In judgement: both poems refer to ‘memory ferns’ (shinobugusa), and there is not a great deal of difference in quality between them, but the Left’s ‘rain of tears’ (namida no ame), with its association of dew, is slightly better than the Right’s ‘ferns grow thickly’ (kusa zo shigereru), and so should win.
The Right state: the phrase ‘if you were unhindered’ (sawarazu wa) sounds poor. The Left state: the Right have simply composed a poem just like Lord Yorimasa’s君戀ふとながめあかせる夜の雨は袖にしも降る心地こそすれ kimi kou to / nagame akaseru / yoru no ame wa / sode ni shimo furu / kokochi koso sure ‘That you love me / I have heard enough / This night when the rain / Upon my sleeves especially does fall – / That is what I feel!’.
In judgement: the Left are said to have a poor-sounding phrase, and the Right to have referred to Yorimasa’s poem. That it is difficult to entirely avoid to referring poems outside of the anthologies is something which people still seem to be unable to remember, but the Gentlemen of the Left have recalled this well. The final section of the Right’s poem does bear an uncanny resemblance to Yorimasa’s poem. If there should be a prior example of a phrase’s use, then while it maybe poor-sounding, the Left should win.

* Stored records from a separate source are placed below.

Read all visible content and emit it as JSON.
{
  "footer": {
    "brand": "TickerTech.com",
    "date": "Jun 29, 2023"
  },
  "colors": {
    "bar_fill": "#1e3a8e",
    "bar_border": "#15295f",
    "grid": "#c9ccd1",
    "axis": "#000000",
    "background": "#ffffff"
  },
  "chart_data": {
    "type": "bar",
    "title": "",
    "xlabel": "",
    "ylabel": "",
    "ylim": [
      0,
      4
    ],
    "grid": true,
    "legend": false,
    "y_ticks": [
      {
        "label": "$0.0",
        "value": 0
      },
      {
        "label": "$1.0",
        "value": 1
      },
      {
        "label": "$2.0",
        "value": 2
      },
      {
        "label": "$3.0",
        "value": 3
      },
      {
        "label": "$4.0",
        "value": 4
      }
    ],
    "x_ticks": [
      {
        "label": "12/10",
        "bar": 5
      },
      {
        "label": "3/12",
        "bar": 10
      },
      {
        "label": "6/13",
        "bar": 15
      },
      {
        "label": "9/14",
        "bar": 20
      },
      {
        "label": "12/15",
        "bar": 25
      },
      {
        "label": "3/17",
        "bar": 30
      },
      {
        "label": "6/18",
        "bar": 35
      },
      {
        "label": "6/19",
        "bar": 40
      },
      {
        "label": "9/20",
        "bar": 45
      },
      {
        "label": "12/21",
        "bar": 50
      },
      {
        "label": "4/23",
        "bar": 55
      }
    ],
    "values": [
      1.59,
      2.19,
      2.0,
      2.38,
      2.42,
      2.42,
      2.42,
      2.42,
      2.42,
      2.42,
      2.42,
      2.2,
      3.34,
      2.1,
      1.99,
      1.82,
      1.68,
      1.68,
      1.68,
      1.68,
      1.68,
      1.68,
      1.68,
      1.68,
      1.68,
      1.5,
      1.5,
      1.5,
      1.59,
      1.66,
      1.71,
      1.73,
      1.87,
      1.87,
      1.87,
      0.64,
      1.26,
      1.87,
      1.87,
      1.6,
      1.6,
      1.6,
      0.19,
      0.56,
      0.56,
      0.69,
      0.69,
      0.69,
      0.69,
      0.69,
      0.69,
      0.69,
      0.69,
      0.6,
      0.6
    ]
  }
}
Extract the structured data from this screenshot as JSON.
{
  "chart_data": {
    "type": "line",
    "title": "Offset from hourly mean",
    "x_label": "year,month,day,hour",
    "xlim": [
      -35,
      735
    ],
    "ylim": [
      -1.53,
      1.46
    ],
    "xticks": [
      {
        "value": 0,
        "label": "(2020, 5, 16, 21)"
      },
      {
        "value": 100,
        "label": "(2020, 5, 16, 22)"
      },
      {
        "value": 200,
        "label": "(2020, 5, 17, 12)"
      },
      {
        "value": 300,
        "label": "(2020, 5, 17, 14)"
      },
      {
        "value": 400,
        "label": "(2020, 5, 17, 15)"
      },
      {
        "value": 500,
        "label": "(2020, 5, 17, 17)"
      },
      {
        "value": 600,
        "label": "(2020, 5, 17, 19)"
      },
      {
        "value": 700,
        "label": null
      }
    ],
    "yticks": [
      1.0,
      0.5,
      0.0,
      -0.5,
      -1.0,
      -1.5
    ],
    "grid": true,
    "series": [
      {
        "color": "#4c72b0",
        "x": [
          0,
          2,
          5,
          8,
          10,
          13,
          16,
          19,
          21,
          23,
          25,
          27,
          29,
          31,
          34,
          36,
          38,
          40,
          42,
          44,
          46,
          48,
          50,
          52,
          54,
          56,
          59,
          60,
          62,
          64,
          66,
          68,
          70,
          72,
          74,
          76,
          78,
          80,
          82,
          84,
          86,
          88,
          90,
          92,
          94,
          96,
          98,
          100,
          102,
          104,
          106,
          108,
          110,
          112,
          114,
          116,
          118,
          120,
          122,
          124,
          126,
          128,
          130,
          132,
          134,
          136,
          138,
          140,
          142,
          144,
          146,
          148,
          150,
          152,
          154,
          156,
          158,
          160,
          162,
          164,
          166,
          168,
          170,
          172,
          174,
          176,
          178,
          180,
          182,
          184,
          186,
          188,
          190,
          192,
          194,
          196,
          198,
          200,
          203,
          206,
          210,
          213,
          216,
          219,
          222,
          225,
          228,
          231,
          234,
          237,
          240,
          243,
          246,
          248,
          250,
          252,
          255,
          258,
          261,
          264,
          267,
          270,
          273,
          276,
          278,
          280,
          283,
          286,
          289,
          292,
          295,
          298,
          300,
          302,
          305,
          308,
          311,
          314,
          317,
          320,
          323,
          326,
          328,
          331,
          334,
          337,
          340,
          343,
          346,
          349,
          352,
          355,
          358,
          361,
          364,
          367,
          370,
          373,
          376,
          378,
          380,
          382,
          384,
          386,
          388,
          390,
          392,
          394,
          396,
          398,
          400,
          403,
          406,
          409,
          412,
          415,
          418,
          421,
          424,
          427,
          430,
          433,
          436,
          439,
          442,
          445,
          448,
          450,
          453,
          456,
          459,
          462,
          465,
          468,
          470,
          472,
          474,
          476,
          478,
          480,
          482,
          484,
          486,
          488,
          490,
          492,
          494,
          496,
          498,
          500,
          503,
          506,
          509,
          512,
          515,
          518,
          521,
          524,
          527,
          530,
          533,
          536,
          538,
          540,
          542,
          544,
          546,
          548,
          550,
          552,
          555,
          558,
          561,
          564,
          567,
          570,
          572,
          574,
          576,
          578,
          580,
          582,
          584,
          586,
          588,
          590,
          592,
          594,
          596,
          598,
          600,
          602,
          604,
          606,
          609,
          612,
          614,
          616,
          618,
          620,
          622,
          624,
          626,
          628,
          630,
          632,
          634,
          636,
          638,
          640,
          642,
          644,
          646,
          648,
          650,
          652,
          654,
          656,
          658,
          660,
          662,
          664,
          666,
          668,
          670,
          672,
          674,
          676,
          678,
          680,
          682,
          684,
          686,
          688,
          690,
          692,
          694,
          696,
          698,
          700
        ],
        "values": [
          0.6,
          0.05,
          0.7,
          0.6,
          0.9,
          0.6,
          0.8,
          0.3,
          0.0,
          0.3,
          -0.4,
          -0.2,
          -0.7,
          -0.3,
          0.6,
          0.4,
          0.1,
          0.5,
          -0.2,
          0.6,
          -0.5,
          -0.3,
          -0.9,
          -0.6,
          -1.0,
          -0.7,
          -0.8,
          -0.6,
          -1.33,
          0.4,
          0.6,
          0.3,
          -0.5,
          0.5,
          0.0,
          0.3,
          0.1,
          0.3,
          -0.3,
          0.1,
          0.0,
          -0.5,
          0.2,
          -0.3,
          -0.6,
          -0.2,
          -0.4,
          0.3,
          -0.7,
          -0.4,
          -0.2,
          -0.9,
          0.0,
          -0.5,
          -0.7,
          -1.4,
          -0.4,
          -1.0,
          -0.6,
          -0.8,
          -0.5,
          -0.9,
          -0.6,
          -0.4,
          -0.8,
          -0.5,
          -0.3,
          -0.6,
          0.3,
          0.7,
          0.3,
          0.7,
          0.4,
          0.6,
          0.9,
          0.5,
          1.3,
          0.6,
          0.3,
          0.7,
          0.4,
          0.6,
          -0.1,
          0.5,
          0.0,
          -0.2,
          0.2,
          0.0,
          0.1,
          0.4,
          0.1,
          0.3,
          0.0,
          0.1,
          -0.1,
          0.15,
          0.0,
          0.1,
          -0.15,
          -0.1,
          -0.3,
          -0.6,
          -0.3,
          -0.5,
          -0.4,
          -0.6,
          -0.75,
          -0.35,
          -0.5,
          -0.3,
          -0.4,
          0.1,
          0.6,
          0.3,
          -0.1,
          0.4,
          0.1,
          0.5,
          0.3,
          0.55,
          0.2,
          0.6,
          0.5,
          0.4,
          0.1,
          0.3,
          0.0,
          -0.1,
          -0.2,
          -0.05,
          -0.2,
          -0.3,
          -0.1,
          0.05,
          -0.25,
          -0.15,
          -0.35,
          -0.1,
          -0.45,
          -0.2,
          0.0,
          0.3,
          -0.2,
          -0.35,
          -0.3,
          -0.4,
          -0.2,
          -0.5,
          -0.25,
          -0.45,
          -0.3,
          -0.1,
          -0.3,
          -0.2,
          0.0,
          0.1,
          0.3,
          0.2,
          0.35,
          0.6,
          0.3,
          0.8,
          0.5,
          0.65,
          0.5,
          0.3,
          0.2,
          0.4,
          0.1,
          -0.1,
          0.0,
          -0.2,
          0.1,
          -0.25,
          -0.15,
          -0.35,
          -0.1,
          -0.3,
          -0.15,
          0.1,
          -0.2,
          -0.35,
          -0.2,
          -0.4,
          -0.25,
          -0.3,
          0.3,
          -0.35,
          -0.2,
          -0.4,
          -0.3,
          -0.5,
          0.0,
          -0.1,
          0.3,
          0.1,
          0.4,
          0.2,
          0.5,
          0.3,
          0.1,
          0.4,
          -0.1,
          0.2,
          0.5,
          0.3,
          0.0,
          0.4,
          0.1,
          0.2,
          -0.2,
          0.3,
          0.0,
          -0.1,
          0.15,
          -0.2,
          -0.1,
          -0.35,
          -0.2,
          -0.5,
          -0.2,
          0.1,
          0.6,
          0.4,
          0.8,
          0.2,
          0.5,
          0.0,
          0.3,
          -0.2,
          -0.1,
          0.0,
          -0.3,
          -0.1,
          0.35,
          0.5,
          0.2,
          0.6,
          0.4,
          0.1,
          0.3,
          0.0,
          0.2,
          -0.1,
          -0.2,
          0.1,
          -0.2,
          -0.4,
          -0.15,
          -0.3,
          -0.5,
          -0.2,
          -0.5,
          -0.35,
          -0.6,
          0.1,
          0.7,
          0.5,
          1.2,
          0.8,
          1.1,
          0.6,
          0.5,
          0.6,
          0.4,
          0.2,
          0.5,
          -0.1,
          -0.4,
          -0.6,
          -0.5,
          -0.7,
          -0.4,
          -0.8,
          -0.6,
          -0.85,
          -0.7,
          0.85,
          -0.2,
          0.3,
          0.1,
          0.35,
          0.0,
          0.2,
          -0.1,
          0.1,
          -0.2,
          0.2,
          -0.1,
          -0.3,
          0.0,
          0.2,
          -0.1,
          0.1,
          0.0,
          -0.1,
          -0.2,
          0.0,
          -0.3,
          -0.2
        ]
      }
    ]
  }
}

The Right state: we cannot grasp the sense of the Left’s use of ‘until’ (made). The Left state: the Right’s poem is certainly not easy to understand on hearing.
In judgement: is not the use of ‘until’ (made) simply because it is appropriate to conclude a poem with that syllable? I can see nothing problematic with the use of ‘beating against my window’ (mado uchisusamu) in the Right’s poem. Thus, I make the Right the winner.